Rappresentazione artistica della galassia quasar W2246-0526 (Image NRAO/AUI/NSF; Dana Berry / SkyWorks; ALMA (ESO/NAOJ/NRAO))
Rappresentazione artistica della galassia quasar W2246-0526 (Image NRAO/AUI/NSF; Dana Berry / SkyWorks; ALMA (ESO/NAOJ/NRAO))

Il radiotelescopio ALMA ha permesso di studiare gli straordinari eventi in atto nella galassia W2246-0526, la più luminosa che conosciamo. Si tratta di un quasar perché il suo nucleo è alimentato da un buco nero supermassiccio che ha una notevole attività che genera enormi getti di radiazioni e particelle estremamente cariche. Questa in particolare fa parte di una categoria di quasar particolare perché è piena di polvere che assorbe molte radiazioni. Tuttavia, la conseguenza di quest’attività turbolenta è che sta espellendo il gas.
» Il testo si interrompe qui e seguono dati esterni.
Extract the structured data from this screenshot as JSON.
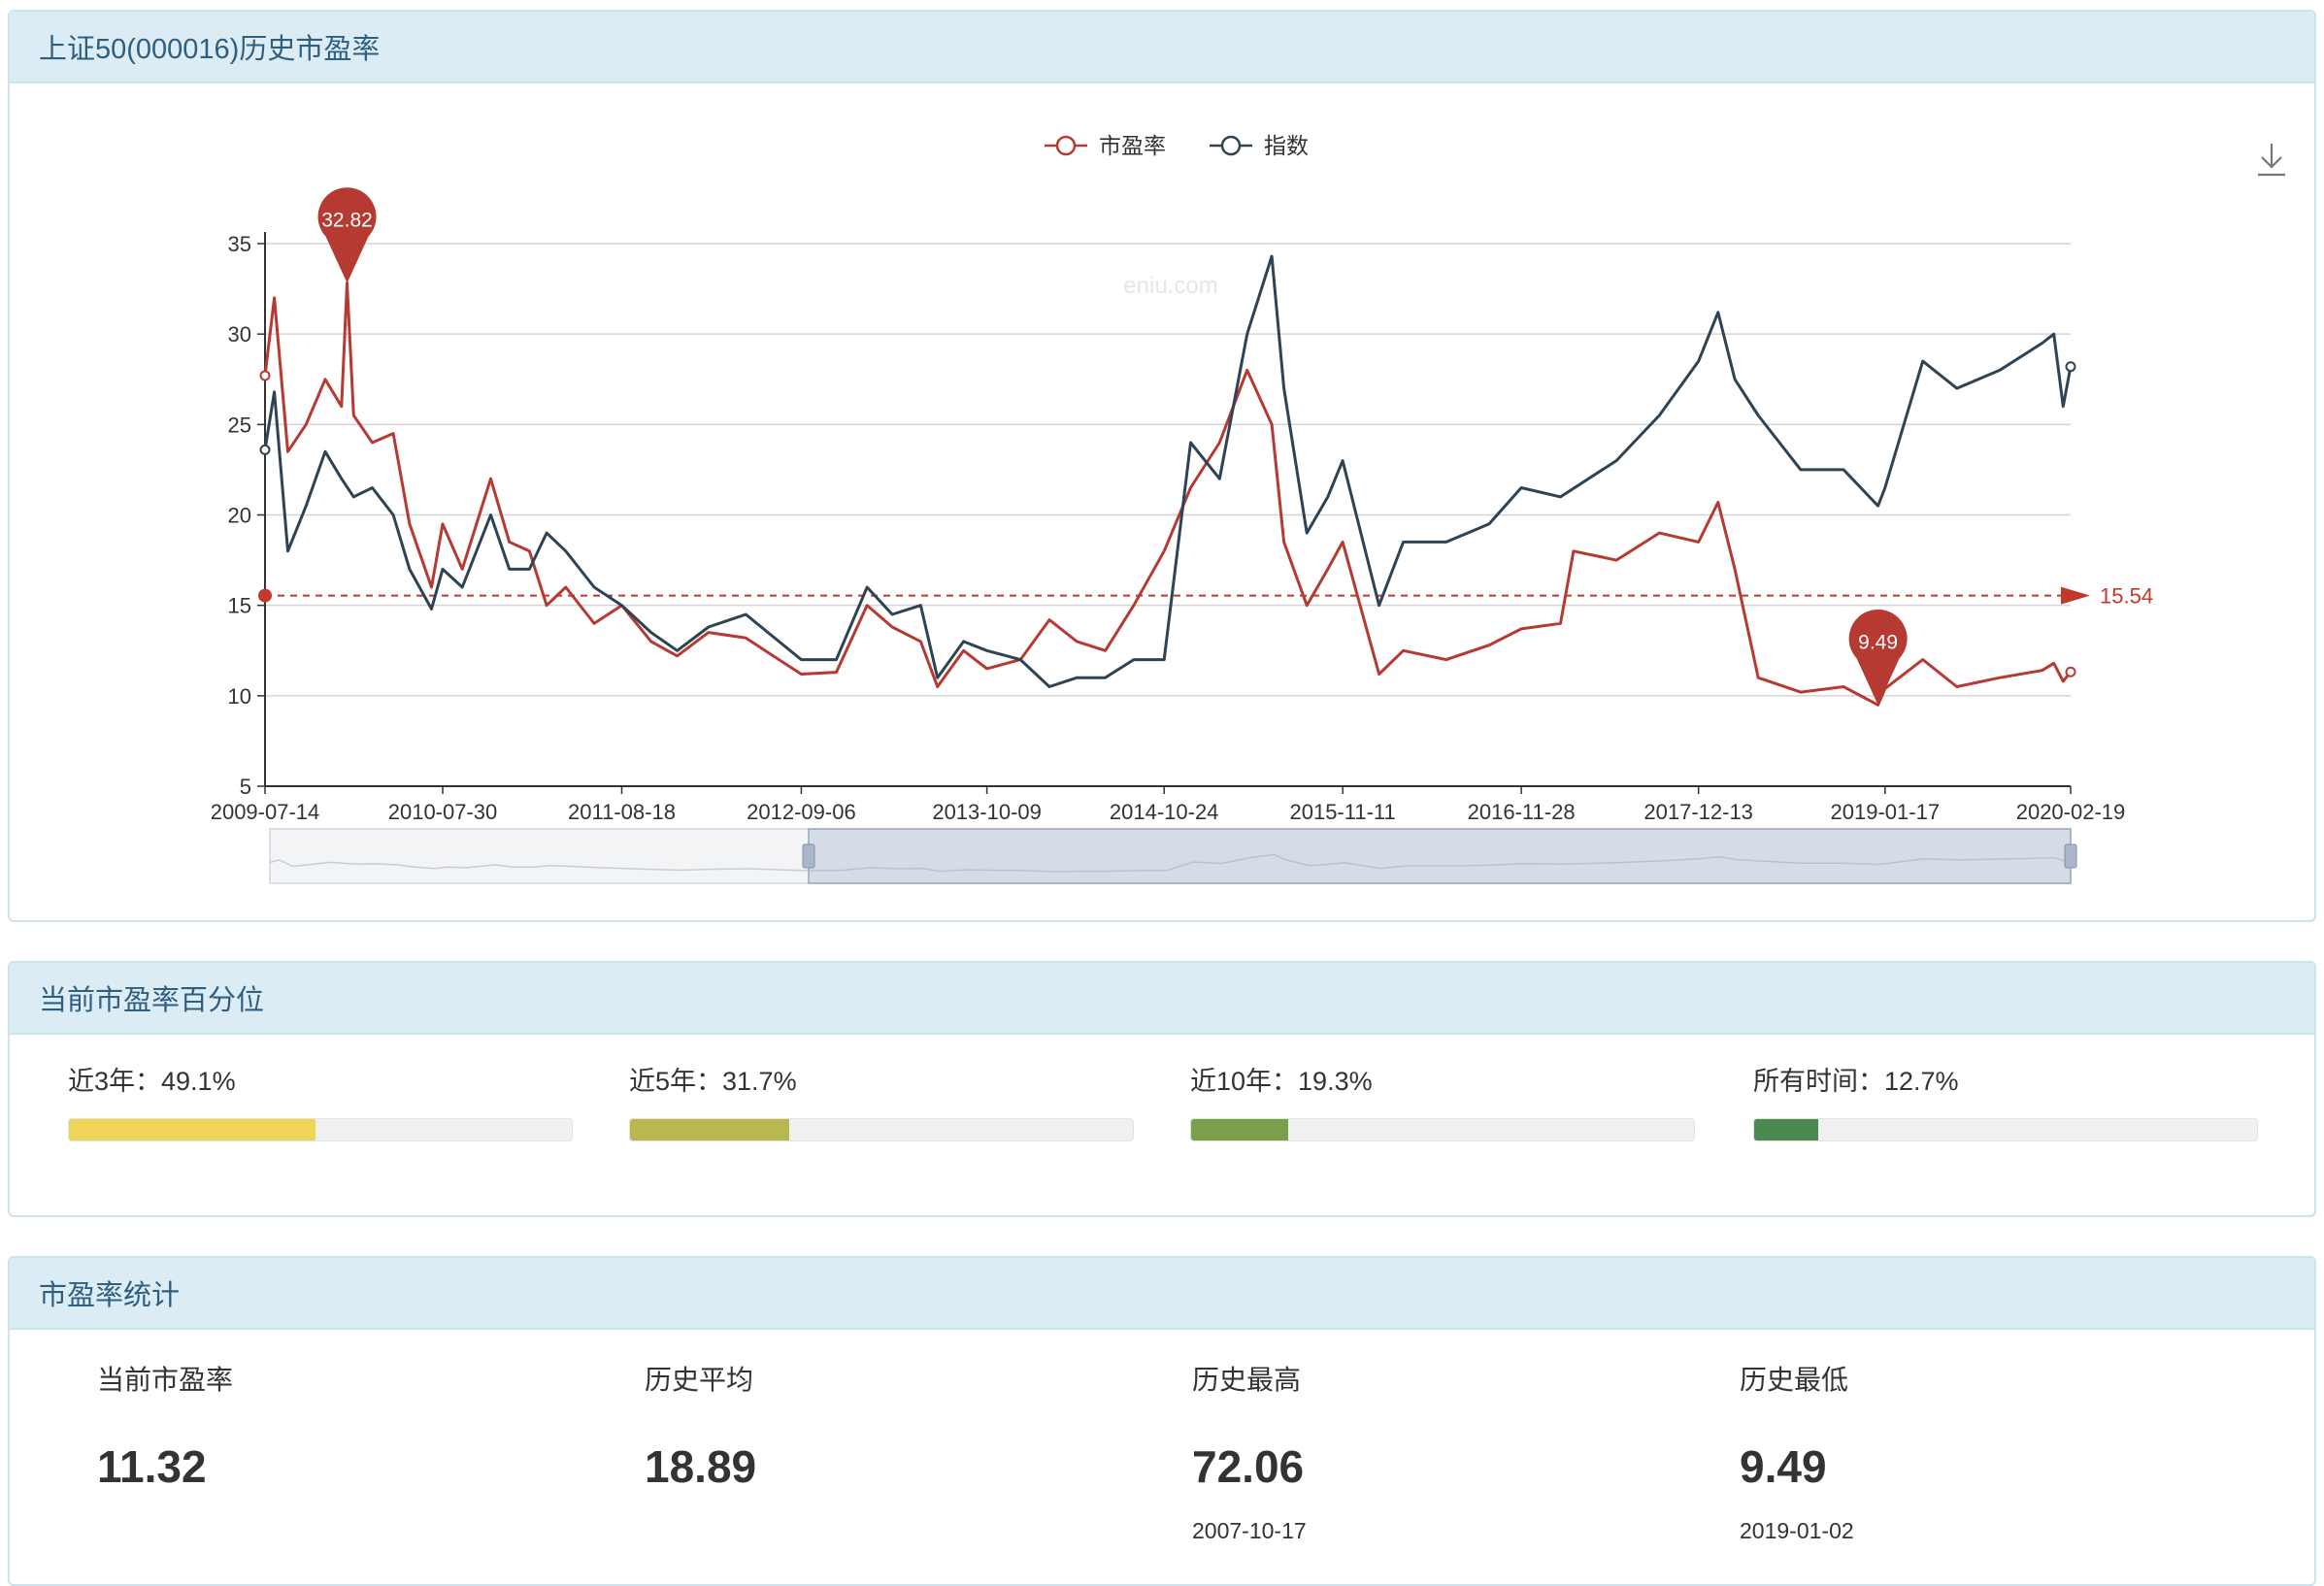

La galassia quasar W2246-0526 è lontana circa 12,4 miliardi di anni, perciò la vediamo com’era quando l’universo era ancora molto giovane. È stata scoperta dal telescopio spaziale WISE (Wide-field Infrared Survey Explorer) della NASA grazie alle sue emissioni infrarosse, infatti il suo nome completo è WISE J224607.57-052635.0.
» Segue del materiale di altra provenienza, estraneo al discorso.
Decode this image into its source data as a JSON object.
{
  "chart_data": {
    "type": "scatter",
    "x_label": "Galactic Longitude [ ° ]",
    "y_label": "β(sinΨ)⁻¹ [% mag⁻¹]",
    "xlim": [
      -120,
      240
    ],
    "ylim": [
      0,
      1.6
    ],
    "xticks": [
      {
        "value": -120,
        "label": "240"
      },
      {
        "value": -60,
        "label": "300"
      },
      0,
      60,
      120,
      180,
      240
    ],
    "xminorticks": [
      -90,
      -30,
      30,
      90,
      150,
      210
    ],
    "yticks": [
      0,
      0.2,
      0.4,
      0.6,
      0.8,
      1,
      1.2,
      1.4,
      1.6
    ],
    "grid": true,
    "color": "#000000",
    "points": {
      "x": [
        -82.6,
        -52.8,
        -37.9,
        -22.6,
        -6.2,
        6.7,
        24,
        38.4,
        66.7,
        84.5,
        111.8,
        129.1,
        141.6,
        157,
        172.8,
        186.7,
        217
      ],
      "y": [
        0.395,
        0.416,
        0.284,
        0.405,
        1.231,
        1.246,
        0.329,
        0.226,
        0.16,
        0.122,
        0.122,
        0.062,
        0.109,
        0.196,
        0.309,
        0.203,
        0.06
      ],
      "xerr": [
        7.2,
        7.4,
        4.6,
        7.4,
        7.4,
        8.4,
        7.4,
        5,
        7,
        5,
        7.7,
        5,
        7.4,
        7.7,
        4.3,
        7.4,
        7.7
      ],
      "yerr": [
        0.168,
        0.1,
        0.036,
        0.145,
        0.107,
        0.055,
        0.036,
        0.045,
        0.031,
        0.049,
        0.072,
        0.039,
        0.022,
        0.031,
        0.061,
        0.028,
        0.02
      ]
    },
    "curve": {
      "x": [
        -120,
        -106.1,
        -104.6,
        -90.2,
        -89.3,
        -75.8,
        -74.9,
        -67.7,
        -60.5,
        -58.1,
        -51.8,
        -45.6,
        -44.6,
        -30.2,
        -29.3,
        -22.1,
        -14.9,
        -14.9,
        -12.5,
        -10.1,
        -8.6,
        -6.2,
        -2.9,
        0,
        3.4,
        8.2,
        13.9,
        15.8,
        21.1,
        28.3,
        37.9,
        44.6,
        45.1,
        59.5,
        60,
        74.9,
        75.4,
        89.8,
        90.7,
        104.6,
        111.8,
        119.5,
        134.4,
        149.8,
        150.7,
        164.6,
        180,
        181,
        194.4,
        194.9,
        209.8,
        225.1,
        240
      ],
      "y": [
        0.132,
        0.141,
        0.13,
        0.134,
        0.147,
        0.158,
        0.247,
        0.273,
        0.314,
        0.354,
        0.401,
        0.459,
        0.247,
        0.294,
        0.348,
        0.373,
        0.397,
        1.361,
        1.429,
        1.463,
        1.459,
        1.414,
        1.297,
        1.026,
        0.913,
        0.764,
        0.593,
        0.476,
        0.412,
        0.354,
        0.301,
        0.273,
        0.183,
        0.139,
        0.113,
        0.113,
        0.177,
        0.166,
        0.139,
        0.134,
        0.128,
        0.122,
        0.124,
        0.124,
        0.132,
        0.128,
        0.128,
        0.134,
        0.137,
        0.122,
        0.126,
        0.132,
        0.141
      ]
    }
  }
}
L’intensità della luce infrarossa proveniente dalla galassia W2246-0526 è straordinaria, stimata in circa 350.000 miliardi di volte quella del Sole. L’area attorno al buco nero supermassiccio al suo centro è cento volte più luminosa del resto della galassia combinata, una proporzione fuori dal normale nei quasar.
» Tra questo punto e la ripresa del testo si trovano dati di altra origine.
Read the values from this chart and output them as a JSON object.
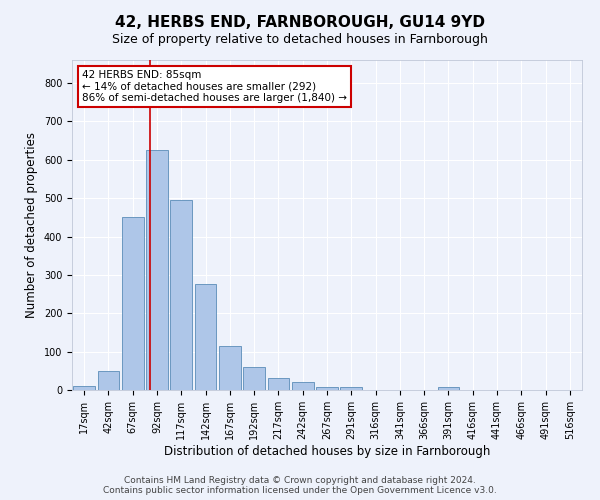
{
  "title": "42, HERBS END, FARNBOROUGH, GU14 9YD",
  "subtitle": "Size of property relative to detached houses in Farnborough",
  "xlabel": "Distribution of detached houses by size in Farnborough",
  "ylabel": "Number of detached properties",
  "categories": [
    "17sqm",
    "42sqm",
    "67sqm",
    "92sqm",
    "117sqm",
    "142sqm",
    "167sqm",
    "192sqm",
    "217sqm",
    "242sqm",
    "267sqm",
    "291sqm",
    "316sqm",
    "341sqm",
    "366sqm",
    "391sqm",
    "416sqm",
    "441sqm",
    "466sqm",
    "491sqm",
    "516sqm"
  ],
  "values": [
    10,
    50,
    450,
    625,
    495,
    275,
    115,
    60,
    32,
    20,
    8,
    8,
    0,
    0,
    0,
    8,
    0,
    0,
    0,
    0,
    0
  ],
  "bar_color": "#aec6e8",
  "bar_edge_color": "#5b8db8",
  "annotation_line1": "42 HERBS END: 85sqm",
  "annotation_line2": "← 14% of detached houses are smaller (292)",
  "annotation_line3": "86% of semi-detached houses are larger (1,840) →",
  "annotation_box_color": "#ffffff",
  "annotation_box_edge": "#cc0000",
  "vline_color": "#cc0000",
  "footer1": "Contains HM Land Registry data © Crown copyright and database right 2024.",
  "footer2": "Contains public sector information licensed under the Open Government Licence v3.0.",
  "ylim": [
    0,
    860
  ],
  "bg_color": "#eef2fb",
  "plot_bg_color": "#eef2fb",
  "grid_color": "#ffffff",
  "title_fontsize": 11,
  "subtitle_fontsize": 9,
  "axis_label_fontsize": 8.5,
  "tick_fontsize": 7,
  "annotation_fontsize": 7.5,
  "footer_fontsize": 6.5
}
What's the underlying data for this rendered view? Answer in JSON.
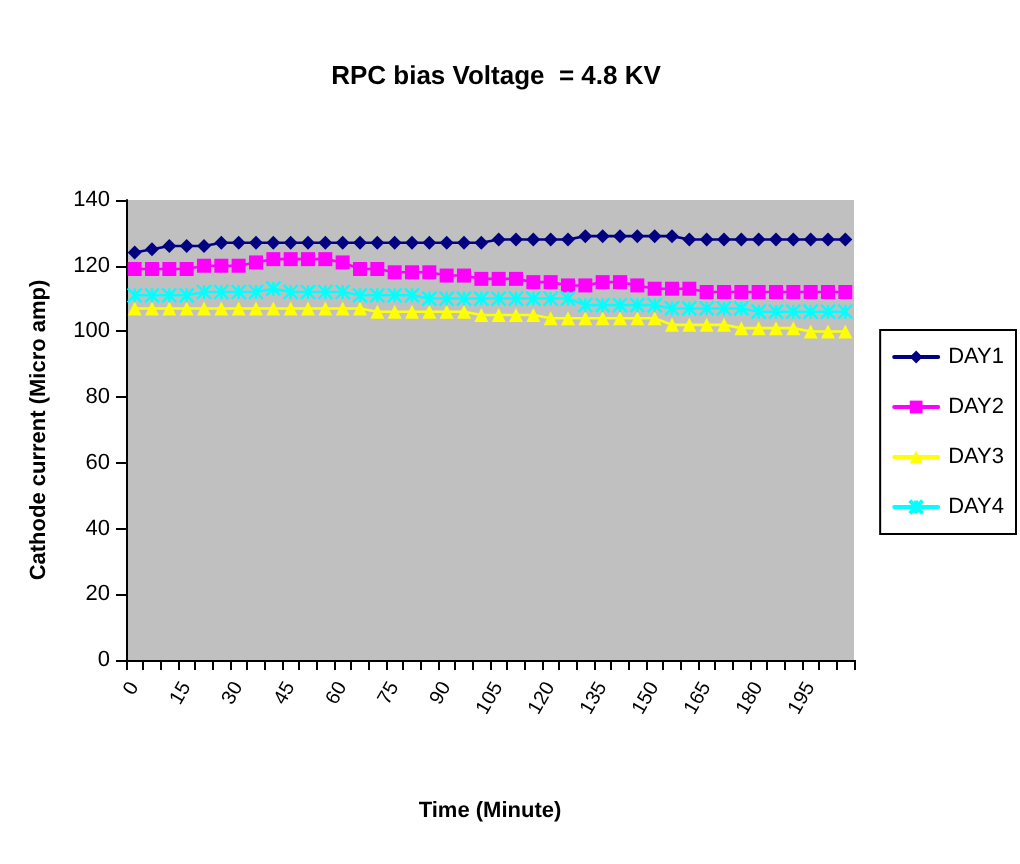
{
  "chart_data": {
    "type": "line",
    "title": "RPC bias Voltage  = 4.8 KV",
    "xlabel": "Time (Minute)",
    "ylabel": "Cathode current (Micro amp)",
    "categories": [
      "0",
      null,
      null,
      "15",
      null,
      null,
      "30",
      null,
      null,
      "45",
      null,
      null,
      "60",
      null,
      null,
      "75",
      null,
      null,
      "90",
      null,
      null,
      "105",
      null,
      null,
      "120",
      null,
      null,
      "135",
      null,
      null,
      "150",
      null,
      null,
      "165",
      null,
      null,
      "180",
      null,
      null,
      "195",
      null,
      null
    ],
    "series": [
      {
        "name": "DAY1",
        "color": "#000080",
        "marker": "diamond",
        "values": [
          124,
          125,
          126,
          126,
          126,
          127,
          127,
          127,
          127,
          127,
          127,
          127,
          127,
          127,
          127,
          127,
          127,
          127,
          127,
          127,
          127,
          128,
          128,
          128,
          128,
          128,
          129,
          129,
          129,
          129,
          129,
          129,
          128,
          128,
          128,
          128,
          128,
          128,
          128,
          128,
          128,
          128
        ]
      },
      {
        "name": "DAY2",
        "color": "#ff00ff",
        "marker": "square",
        "values": [
          119,
          119,
          119,
          119,
          120,
          120,
          120,
          121,
          122,
          122,
          122,
          122,
          121,
          119,
          119,
          118,
          118,
          118,
          117,
          117,
          116,
          116,
          116,
          115,
          115,
          114,
          114,
          115,
          115,
          114,
          113,
          113,
          113,
          112,
          112,
          112,
          112,
          112,
          112,
          112,
          112,
          112
        ]
      },
      {
        "name": "DAY3",
        "color": "#ffff00",
        "marker": "triangle",
        "values": [
          107,
          107,
          107,
          107,
          107,
          107,
          107,
          107,
          107,
          107,
          107,
          107,
          107,
          107,
          106,
          106,
          106,
          106,
          106,
          106,
          105,
          105,
          105,
          105,
          104,
          104,
          104,
          104,
          104,
          104,
          104,
          102,
          102,
          102,
          102,
          101,
          101,
          101,
          101,
          100,
          100,
          100
        ]
      },
      {
        "name": "DAY4",
        "color": "#00ffff",
        "marker": "cross",
        "values": [
          111,
          111,
          111,
          111,
          112,
          112,
          112,
          112,
          113,
          112,
          112,
          112,
          112,
          111,
          111,
          111,
          111,
          110,
          110,
          110,
          110,
          110,
          110,
          110,
          110,
          110,
          108,
          108,
          108,
          108,
          108,
          107,
          107,
          107,
          107,
          107,
          106,
          106,
          106,
          106,
          106,
          106
        ]
      }
    ],
    "ylim": [
      0,
      140
    ],
    "yticks": [
      0,
      20,
      40,
      60,
      80,
      100,
      120,
      140
    ],
    "grid": false,
    "legend": "right",
    "line_style": "solid"
  }
}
Il radiotelescopio ALMA (Atacama Large Millimeter/submillimeter Array), inaugurato quasi tre anni fa, ha permesso di rilevare i movimenti di gas e polveri all’interno della galassia W2246-0526. Sono questi materiali a oscurare una parte del quasar ma nonostante ciò le osservazioni alle varie frequenze elettromagnetiche hanno permesso a un team di astronomi guidato da Tanio Díaz-Santos, dell’Universidad Diego Portales (UDP) di Santiago in Cile di trovare le prove che la sua attività è particolarmente turbolenta.

I materiali che si avvicinano ai buchi neri supermassicci vengono scaldati notevolmente ed emettono radiazioni elettromagnetiche ma in questo caso i risultati sono estremi. Questo raro tipo di quasar viene chiamato Hot DOG (Hot Dust-Obscured Galaxies) e costituisce una categoria particolare di galassie calde e piene di polveri che assorbono la maggior parte delle radiazioni elettromagnetiche.

Roberto Assef dell’UDP ha paragonato il quasar W2246-0526 a una fornace furiosa che sta facendo traboccare la pentola. In sostanza, le radiazioni infrarosse emesse da questi materiali sono abbastanza intense da spingere via il gas interstellare ancora esistente nella galassia. Si tratta del gas necessario a formare nuove stelle perciò la sua espulsione è un evento negativo.

Se l’attività fuori dal normale all’interno della galassia W2246-0526 continuerà, è possibile che si trasformi in una quasar del tipo comune. Per verificarlo, continueranno le osservazioni con il radiotelescopio ALMA, al momento l’unico con una risoluzione sufficiente per studiare adeguatamente gli eventi catastrofici che stiamo vedendo.